Accept Orders

Sales teams at manufacturers need to be able to provide an accurate promised delivery date for orders to their customers. These customers can then in turn plan accurately and meet their own delivery criteria. Master Production Scheduling meets this requirement through a standard Order Acceptance capability also known as Available to Promise (ATP) and Capable to Promise (CTP).

The task for Order Acceptance is to determine a date quoted to the customer using a combination of the available sales budget, material, capacity, and minimal lead times. The resulting date is the Proposed Confirmation Date, which is the maximum of the:

  • Sales Budget Reservation Date.
  • Planned Date.

This ensures that resources budgeted for customers who have not placed their orders yet are not allocated to another customer. It also ensures that all current booked orders do not exceed the available materials and resources.

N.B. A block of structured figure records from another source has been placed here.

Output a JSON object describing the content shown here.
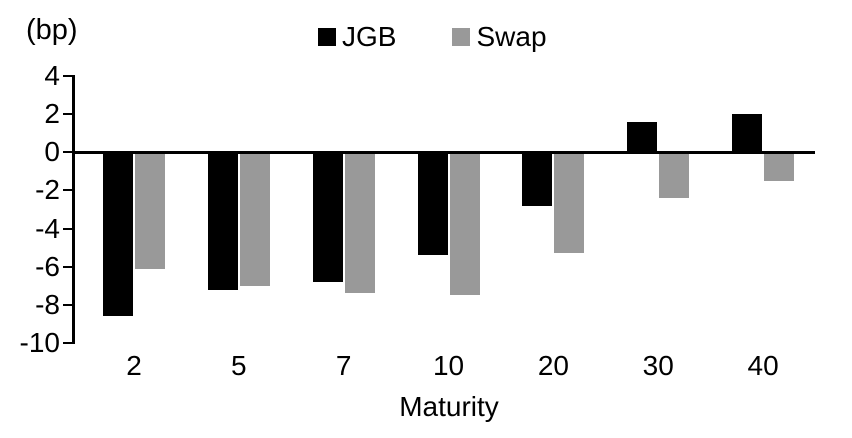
{
  "chart_data": {
    "type": "bar",
    "title": "",
    "ylabel_unit": "(bp)",
    "xlabel": "Maturity",
    "categories": [
      "2",
      "5",
      "7",
      "10",
      "20",
      "30",
      "40"
    ],
    "series": [
      {
        "name": "JGB",
        "color": "#000000",
        "values": [
          -8.6,
          -7.2,
          -6.8,
          -5.4,
          -2.8,
          1.6,
          2.0
        ]
      },
      {
        "name": "Swap",
        "color": "#999999",
        "values": [
          -6.1,
          -7.0,
          -7.4,
          -7.5,
          -5.3,
          -2.4,
          -1.5
        ]
      }
    ],
    "yticks": [
      4,
      2,
      0,
      -2,
      -4,
      -6,
      -8,
      -10
    ],
    "ylim": [
      -10,
      4
    ],
    "legend_position": "top-center",
    "grid": false,
    "background": "#ffffff",
    "text_color": "#000000"
  }
}
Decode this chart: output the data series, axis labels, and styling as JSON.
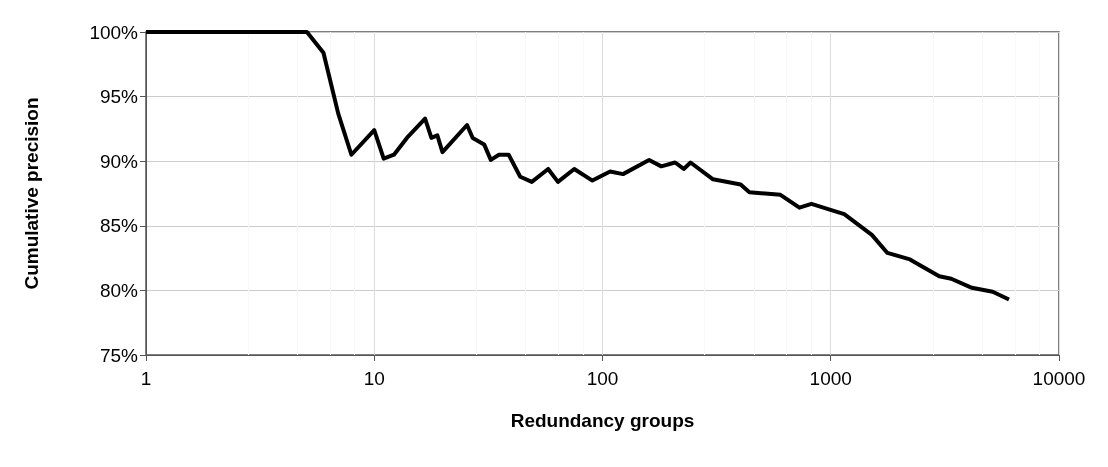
{
  "chart_data": {
    "type": "line",
    "xlabel": "Redundancy groups",
    "ylabel": "Cumulative precision",
    "log": "x",
    "grid": true,
    "marker": "none",
    "line_style": "solid",
    "xlim": [
      1,
      10000
    ],
    "xticks": [
      1,
      10,
      100,
      1000,
      10000
    ],
    "ylim": [
      75,
      100
    ],
    "yticks": [
      {
        "value": 75,
        "label": "75%"
      },
      {
        "value": 80,
        "label": "80%"
      },
      {
        "value": 85,
        "label": "85%"
      },
      {
        "value": 90,
        "label": "90%"
      },
      {
        "value": 95,
        "label": "95%"
      },
      {
        "value": 100,
        "label": "100%"
      }
    ],
    "series": [
      {
        "color": "#000000",
        "x": [
          1,
          5.07,
          5.99,
          6.95,
          7.94,
          10,
          11,
          12.2,
          13.9,
          16.7,
          17.8,
          18.9,
          19.9,
          25.5,
          27,
          30.3,
          32.4,
          35.2,
          38.8,
          43.6,
          49,
          57.8,
          63.8,
          75.2,
          90.3,
          108,
          123,
          160,
          181,
          208,
          227,
          243,
          305,
          403,
          440,
          602,
          729,
          823,
          1014,
          1146,
          1514,
          1771,
          2223,
          2987,
          3374,
          4153,
          5120,
          6038
        ],
        "values": [
          100,
          100,
          98.4,
          93.7,
          90.5,
          92.4,
          90.2,
          90.5,
          91.8,
          93.3,
          91.8,
          92,
          90.7,
          92.8,
          91.8,
          91.3,
          90.1,
          90.5,
          90.5,
          88.8,
          88.4,
          89.4,
          88.4,
          89.4,
          88.5,
          89.2,
          89,
          90.1,
          89.6,
          89.9,
          89.4,
          89.9,
          88.6,
          88.2,
          87.6,
          87.4,
          86.4,
          86.7,
          86.2,
          85.9,
          84.3,
          82.9,
          82.4,
          81.1,
          80.9,
          80.2,
          79.9,
          79.3
        ]
      }
    ]
  }
}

Orders are entered in the Enterprise Resource Planning (ERP) system. To promise an order, place the demand and supply orders in an intermediate database:

  • Master Production Scheduling polls this database at timed intervals and updates by planning order by order.
  • Order confirmations are “published” to the external system either by user initiation or as an automated step during the planning run.
  • The user in ERP can decide to repromise if the Planned Delivery deviates too much from the original Confirmed Delivery. This is a user decision.
  • There is no global optimization for this planning decision. Instead, the new order will be planned using the free capacity, without replanning other orders. This approach enables the system to give a reliable answer quickly.
  • Order acceptance happens during the day with a maximum response time of 15 minutes.
  • The interface between the ERP and Master Production Scheduling is based on the standard integration database. A time trigger for online order acceptance is added with the configured frequency to pull orders to Master Production Scheduling. Technically this approach is still asynchronous communication (no messaging or waiting transactions).